Il y a aussi un système de réunion à 4 niveaux avec :

  •   Une grande salle d’assemblée avec 585 places dont 270 en pupitres, le reste en banquette.
  •   15 salles de réception et de commission flexibles avec murs mobiles.
  •   45 salles de réunion allant de 6 à 20 places.
  •   60 box pour 3 à 4 personnes chacun.

On assoit plus de gens dans les salles de réunion que dans les bureaux ! La salle d’assemblée sert aussi pour toutes les réceptions, partenariats, colloques, conférences et conseils d’administration organisés. Notre bâtiment nous permet d’animer de grandes opérations, ce qui compte beaucoup dans notre rôle de collectivité. Le contact avec le public est important et nous avons clairement basculé dans un autre monde puisque nous sommes désormais au cœur de la ville à une jonction de transports. La mutation est fantastique. Nous avons certainement décuplé l’activité de fonctionnement de vie publique grâce à cette implantation.

Comment le projet évolue-t-il aujourd’hui ?

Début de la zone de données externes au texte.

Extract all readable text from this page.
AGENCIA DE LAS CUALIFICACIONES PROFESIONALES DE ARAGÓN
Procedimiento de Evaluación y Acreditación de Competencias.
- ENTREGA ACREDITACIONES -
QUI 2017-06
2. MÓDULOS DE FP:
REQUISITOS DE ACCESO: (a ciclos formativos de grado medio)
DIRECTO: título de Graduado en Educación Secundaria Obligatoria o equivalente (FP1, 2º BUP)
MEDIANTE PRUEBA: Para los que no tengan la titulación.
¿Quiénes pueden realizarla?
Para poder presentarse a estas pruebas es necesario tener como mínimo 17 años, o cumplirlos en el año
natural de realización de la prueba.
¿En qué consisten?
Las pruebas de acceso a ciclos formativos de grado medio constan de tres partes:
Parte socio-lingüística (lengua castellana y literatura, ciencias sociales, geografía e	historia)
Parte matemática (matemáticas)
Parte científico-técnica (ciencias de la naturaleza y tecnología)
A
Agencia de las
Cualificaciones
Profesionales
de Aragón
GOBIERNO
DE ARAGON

Par rapport au marché de travaux passé, la réception officielle des travaux a été prononcée le 22 avril 2011 vis-à-vis des entreprises, avec un an de garantie de parfait achèvement. Nous finissons la réception des travaux avec le listing des erreurs et malfaçons, soit pas loin de 60 000 remarques recueillies par des recensements de janvier à avril 2011. Au 16 décembre 2011, l’opération était terminée en termes de réception.
Il n’est pas facile de quantifier le bonheur mais les syndicats parlent de 90% de satisfaction ! Ce fut une révolution culturelle pour les agents de se retrouver sur un même site. Ils ne se connaissaient pas tous. Il est beaucoup plus simple aujourd’hui de se rencontrer  : antérieurement les déplacements entre sites imposaient un véhicule et constituaient une véritable perte de temps !
Pour ma part, le travail n’est pas encore terminé. Les prestataires sont moins nombreux nous prenons de plus en plus de choses en main pour la finalisation du projet. A l’issue de la première année de garantie, j’ai bon espoir que nous ayons transféré l’essentiel de la gestion de l’ouvrage aux équipes d’exploitation.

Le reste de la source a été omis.